Le bili est une boisson délicieuse très
populaire de cinq à sept au bar du Dragon Basané depuis plusieurs années. -
Introduite au Québec par
Alidor
«Peg» Donato, qui en fit la découverte
lorsqu'il était pilote de ligne pour la
Vatfair-Fair Aeroplane Co.,
le bili guinéen est, comme son nom l'indique, d'origine guinéenne et non
d'origine nouvelle-guinéenne.
Dans la langue des habitants de la Guinée,
«bili» signifie «racine» et c'est en effet de racines qu'est
préparé le bili traditionnel :
Sur les plateaux du Fouta-Djalon, trouver
tout d'abord une bonne touffe de dissotis à grandes fleurs (dissotis
grandiflora). - La saison est importante car il faut cueillir les
dissotis avant qu'ils soient en fleurs, juste au moment où les bourgeons
sont encore fermés mais sur le point d'éclore. - Une fois repérés, déterrez
vos dissotis n'en conservant que les rhizomes (tiges souterraines que les
indigènes appellent gningni). - Faites sécher ces rhizomes au soleil
puis battez-les à l'aide d'un maillet de bois pour en dissocier les fibres.
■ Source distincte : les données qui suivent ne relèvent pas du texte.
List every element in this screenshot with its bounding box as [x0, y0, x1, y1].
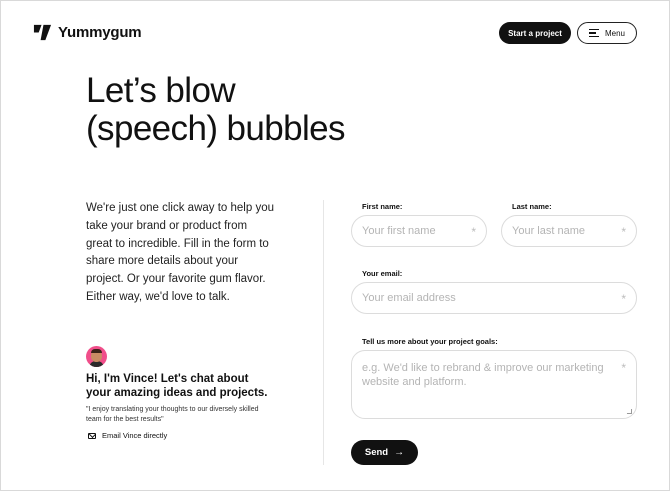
first-name-input[interactable] — [362, 216, 467, 246]
required-mark: * — [471, 225, 476, 239]
email-label: Your email: — [362, 269, 403, 278]
first-name-field[interactable]: * — [351, 215, 487, 247]
email-vince-link[interactable]: Email Vince directly — [88, 431, 167, 440]
send-label: Send — [364, 447, 389, 458]
required-mark: * — [621, 292, 626, 306]
last-name-label: Last name: — [512, 202, 552, 211]
avatar — [86, 346, 107, 367]
last-name-input[interactable] — [512, 216, 617, 246]
menu-label: Menu — [604, 28, 625, 38]
goals-textarea[interactable] — [362, 361, 622, 411]
menu-button[interactable]: Menu — [577, 22, 637, 44]
page-title-line-1: Let’s blow — [86, 71, 236, 110]
contact-quote: "I enjoy translating your thoughts to ou… — [86, 406, 259, 423]
brand-logo[interactable]: Yummygum — [33, 23, 142, 42]
first-name-label: First name: — [362, 202, 403, 211]
goals-field[interactable]: * — [351, 350, 637, 419]
contact-title: Hi, I'm Vince! Let's chat about your ama… — [86, 373, 268, 399]
send-button[interactable]: Send → — [351, 440, 418, 465]
required-mark: * — [621, 361, 626, 375]
email-input[interactable] — [362, 283, 612, 313]
yummygum-logo-icon — [33, 24, 52, 41]
resize-handle[interactable] — [626, 409, 633, 414]
brand-name: Yummygum — [58, 24, 142, 41]
start-project-button[interactable]: Start a project — [499, 22, 571, 44]
page-title-line-2: (speech) bubbles — [86, 109, 346, 148]
email-field[interactable]: * — [351, 282, 637, 314]
email-vince-label: Email Vince directly — [102, 431, 168, 440]
goals-label: Tell us more about your project goals: — [362, 337, 498, 346]
mail-icon — [88, 432, 96, 439]
required-mark: * — [621, 225, 626, 239]
intro-text: We're just one click away to help you ta… — [86, 202, 274, 303]
last-name-field[interactable]: * — [501, 215, 637, 247]
arrow-right-icon: → — [394, 447, 405, 458]
page-title: Let’s blow (speech) bubbles — [86, 71, 346, 148]
column-divider — [323, 200, 324, 465]
hamburger-icon — [588, 29, 599, 37]
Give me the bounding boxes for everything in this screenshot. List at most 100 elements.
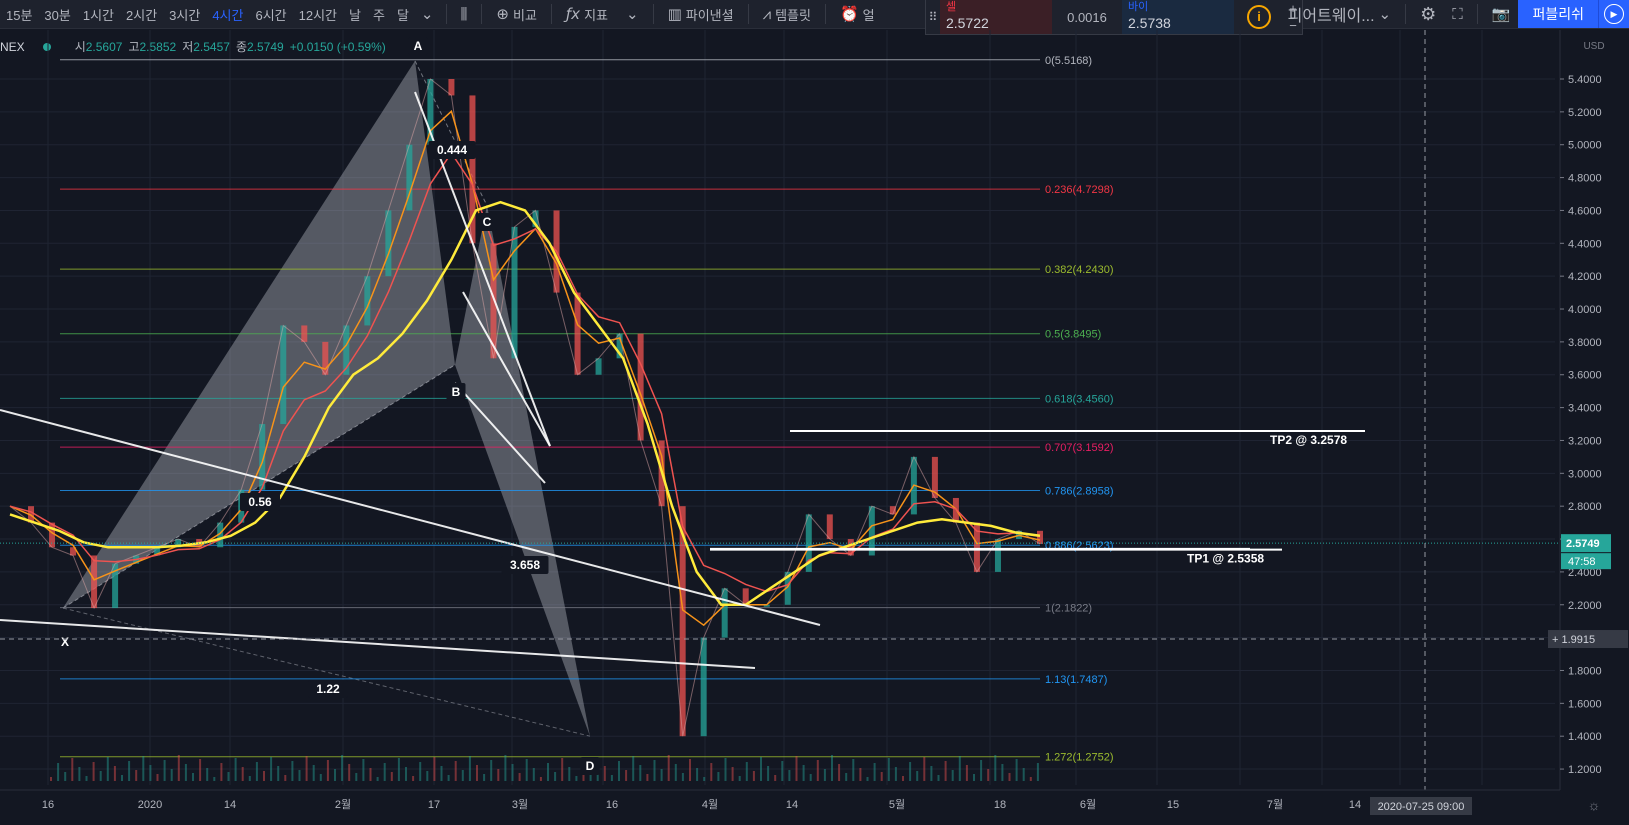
- volume-bar-85: [653, 760, 656, 781]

Une fois cette opération terminée, faites-en de petites meules que vous
recouvrez de branchages et de terre et auxquels vous mettrez le feu. Ainsi
torréfiés, vos rhizomes doivent être entreposés dans des cases basses et
obscures.
Pour fabriquer le bili proprement dit, il
faut ensuite faire bouillir de l'eau dans laquelle on jette une quantité, au
goût, de cendres en provenance de divers fruits et écorces (en particulier
de rôniers et d'eridodendrons) puis le gningni. - Après un contact de
six heures et des brassages énergiques et fréquents, le bili est prêt.
Dans sa variante distillée, le bili est
commercialisé depuis le début des années quarante et se présente sous
différentes marques de commerce dont la plus fameuse, assurément, est la
Fouta-Djalon™ qui est vieillie trois ans (minimum) dans des pots de terre
cuite dans lesquels on a laissé macérer pendant un mois un savant mélange de
farine de manioc et du mil
(sorgho ou
millet)
ce qui lui donne cette apparence légèrement brouillée prisée par les
connaisseurs. Le bili Fouta-Djalon™ dont les plus
connus sont le Soussou, le Peul et le
Maninké, vieillies respectivement trois ans, cinq ans et dix ans, est
en outre connu pour ses vertus thérapeutiques (fièvre, maux de gorge et
congestions pulmonaires).
On le sert bien frais dans des grands
verres à julep généreusement arrosé de ginger ale ou de soda et accompagné
d'une tranche de citron ou de limette.
Recettes :
Cocktail :
Le bili-cocktail, création
du Dragon Basané, est composé en parts égales de bili, de gin et de crème
fraîche.
Punch au
bili du Dragon :
4 litres de bili
2 litres de rhum
1 litre et demi de Gin
1 litre et demi de Brandy
1 litre et demi de Whisky
4 litres de thé noir
de 900 grammes à 1 kilo de sucre (au goût)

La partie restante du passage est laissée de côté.